Este fantástico relato lo escribió una mujer; excelente escritora para más señas y poco conocida, quizás debido a su sexo, Emilia Pardo Bazán. Gallega, de familia adinerada, vivió a caballo entre los siglos XIX y XX, y precisamente entre La Coruña, su ciudad natal y Madrid, la de adopción, aunque viajó mucho por distintos países de Europa.
En su día, a principios del siglo XX, alguien la propuso como miembro de la Academia de la Lengua, pero no eran aquellos tiempos los más propicios para semejante proeza. Recuerden que las mujeres no tenían ni voz ni voto. Incluso sus grandes amigos escritores y aparentemente liberales como Clarín, Menéndez Pidal, o Valera miraron para otro lado y no movieron un dedo para ayudarla. Emilia escribió mucho y bien, por ejemplo, “Los Pazos de Ulloa” “Memorias de un solterón” “Un viaje de novios” etc. etc. de algunas de ellas han hecho versiones cinematográficas.
El padre de Emilia tenía claro lo que quería para su hija y la educó de una manera muy especial y moderna para aquella época. Le dio a la chica estudios universitarios, de música, de literatura, la hizo viajar etc. En definitiva, gracias a él fue una mujer muy preparada que se codeaba con los intelectuales más prestigiosos de su tiempo.

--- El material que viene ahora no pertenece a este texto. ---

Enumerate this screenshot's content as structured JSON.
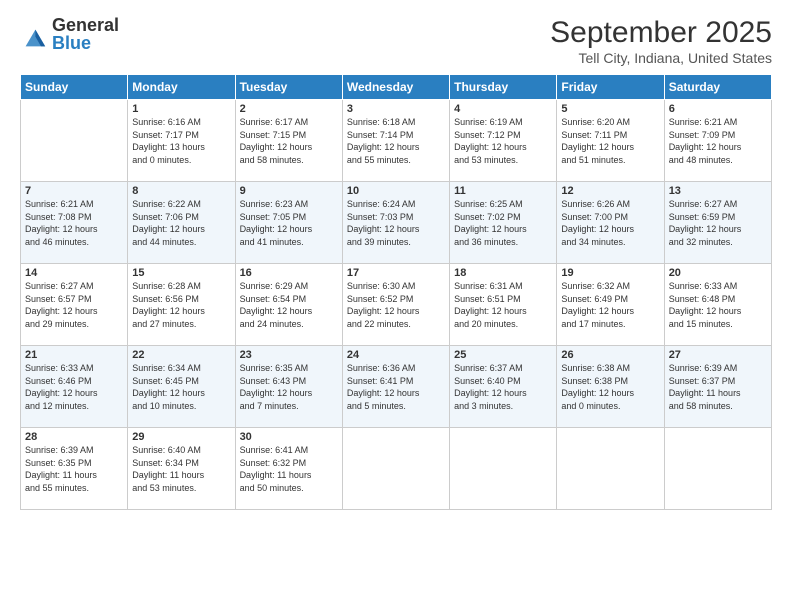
{
  "header": {
    "logo_line1": "General",
    "logo_line2": "Blue",
    "month": "September 2025",
    "location": "Tell City, Indiana, United States"
  },
  "weekdays": [
    "Sunday",
    "Monday",
    "Tuesday",
    "Wednesday",
    "Thursday",
    "Friday",
    "Saturday"
  ],
  "weeks": [
    [
      {
        "day": "",
        "info": ""
      },
      {
        "day": "1",
        "info": "Sunrise: 6:16 AM\nSunset: 7:17 PM\nDaylight: 13 hours\nand 0 minutes."
      },
      {
        "day": "2",
        "info": "Sunrise: 6:17 AM\nSunset: 7:15 PM\nDaylight: 12 hours\nand 58 minutes."
      },
      {
        "day": "3",
        "info": "Sunrise: 6:18 AM\nSunset: 7:14 PM\nDaylight: 12 hours\nand 55 minutes."
      },
      {
        "day": "4",
        "info": "Sunrise: 6:19 AM\nSunset: 7:12 PM\nDaylight: 12 hours\nand 53 minutes."
      },
      {
        "day": "5",
        "info": "Sunrise: 6:20 AM\nSunset: 7:11 PM\nDaylight: 12 hours\nand 51 minutes."
      },
      {
        "day": "6",
        "info": "Sunrise: 6:21 AM\nSunset: 7:09 PM\nDaylight: 12 hours\nand 48 minutes."
      }
    ],
    [
      {
        "day": "7",
        "info": "Sunrise: 6:21 AM\nSunset: 7:08 PM\nDaylight: 12 hours\nand 46 minutes."
      },
      {
        "day": "8",
        "info": "Sunrise: 6:22 AM\nSunset: 7:06 PM\nDaylight: 12 hours\nand 44 minutes."
      },
      {
        "day": "9",
        "info": "Sunrise: 6:23 AM\nSunset: 7:05 PM\nDaylight: 12 hours\nand 41 minutes."
      },
      {
        "day": "10",
        "info": "Sunrise: 6:24 AM\nSunset: 7:03 PM\nDaylight: 12 hours\nand 39 minutes."
      },
      {
        "day": "11",
        "info": "Sunrise: 6:25 AM\nSunset: 7:02 PM\nDaylight: 12 hours\nand 36 minutes."
      },
      {
        "day": "12",
        "info": "Sunrise: 6:26 AM\nSunset: 7:00 PM\nDaylight: 12 hours\nand 34 minutes."
      },
      {
        "day": "13",
        "info": "Sunrise: 6:27 AM\nSunset: 6:59 PM\nDaylight: 12 hours\nand 32 minutes."
      }
    ],
    [
      {
        "day": "14",
        "info": "Sunrise: 6:27 AM\nSunset: 6:57 PM\nDaylight: 12 hours\nand 29 minutes."
      },
      {
        "day": "15",
        "info": "Sunrise: 6:28 AM\nSunset: 6:56 PM\nDaylight: 12 hours\nand 27 minutes."
      },
      {
        "day": "16",
        "info": "Sunrise: 6:29 AM\nSunset: 6:54 PM\nDaylight: 12 hours\nand 24 minutes."
      },
      {
        "day": "17",
        "info": "Sunrise: 6:30 AM\nSunset: 6:52 PM\nDaylight: 12 hours\nand 22 minutes."
      },
      {
        "day": "18",
        "info": "Sunrise: 6:31 AM\nSunset: 6:51 PM\nDaylight: 12 hours\nand 20 minutes."
      },
      {
        "day": "19",
        "info": "Sunrise: 6:32 AM\nSunset: 6:49 PM\nDaylight: 12 hours\nand 17 minutes."
      },
      {
        "day": "20",
        "info": "Sunrise: 6:33 AM\nSunset: 6:48 PM\nDaylight: 12 hours\nand 15 minutes."
      }
    ],
    [
      {
        "day": "21",
        "info": "Sunrise: 6:33 AM\nSunset: 6:46 PM\nDaylight: 12 hours\nand 12 minutes."
      },
      {
        "day": "22",
        "info": "Sunrise: 6:34 AM\nSunset: 6:45 PM\nDaylight: 12 hours\nand 10 minutes."
      },
      {
        "day": "23",
        "info": "Sunrise: 6:35 AM\nSunset: 6:43 PM\nDaylight: 12 hours\nand 7 minutes."
      },
      {
        "day": "24",
        "info": "Sunrise: 6:36 AM\nSunset: 6:41 PM\nDaylight: 12 hours\nand 5 minutes."
      },
      {
        "day": "25",
        "info": "Sunrise: 6:37 AM\nSunset: 6:40 PM\nDaylight: 12 hours\nand 3 minutes."
      },
      {
        "day": "26",
        "info": "Sunrise: 6:38 AM\nSunset: 6:38 PM\nDaylight: 12 hours\nand 0 minutes."
      },
      {
        "day": "27",
        "info": "Sunrise: 6:39 AM\nSunset: 6:37 PM\nDaylight: 11 hours\nand 58 minutes."
      }
    ],
    [
      {
        "day": "28",
        "info": "Sunrise: 6:39 AM\nSunset: 6:35 PM\nDaylight: 11 hours\nand 55 minutes."
      },
      {
        "day": "29",
        "info": "Sunrise: 6:40 AM\nSunset: 6:34 PM\nDaylight: 11 hours\nand 53 minutes."
      },
      {
        "day": "30",
        "info": "Sunrise: 6:41 AM\nSunset: 6:32 PM\nDaylight: 11 hours\nand 50 minutes."
      },
      {
        "day": "",
        "info": ""
      },
      {
        "day": "",
        "info": ""
      },
      {
        "day": "",
        "info": ""
      },
      {
        "day": "",
        "info": ""
      }
    ]
  ]
}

Se casó siendo aun muy joven y tuvo tres hijos pero las relaciones con su marido se tornaron deficientes y los dos de mutuo acuerdo se separaron. Él se fue a Galicia y ella se quedó en Madrid frecuentando salones, tertulias y amantes. El más conocido de todos fue Benito Pérez Galdós, el gran escritor costumbrista de Madrid. Por cierto, ése amor se ha mantenido en secreto hasta hace bien poco y si lo conocemos es gracias a unas cartas que Emilia le envió a Benito descubiertas en 1970. También mantuvo relaciones sexuales con algún mozalbete que otro, lo que hace de esta mujer una adelantada a su tiempo. Aun así cuando murió su marido le guardó un luto riguroso durante un año, y es que “lo cortés no quita lo valiente”.
El relato corto de arriba “El encaje roto” lo publicó en el periódico “La Tribuna” con bastante éxito.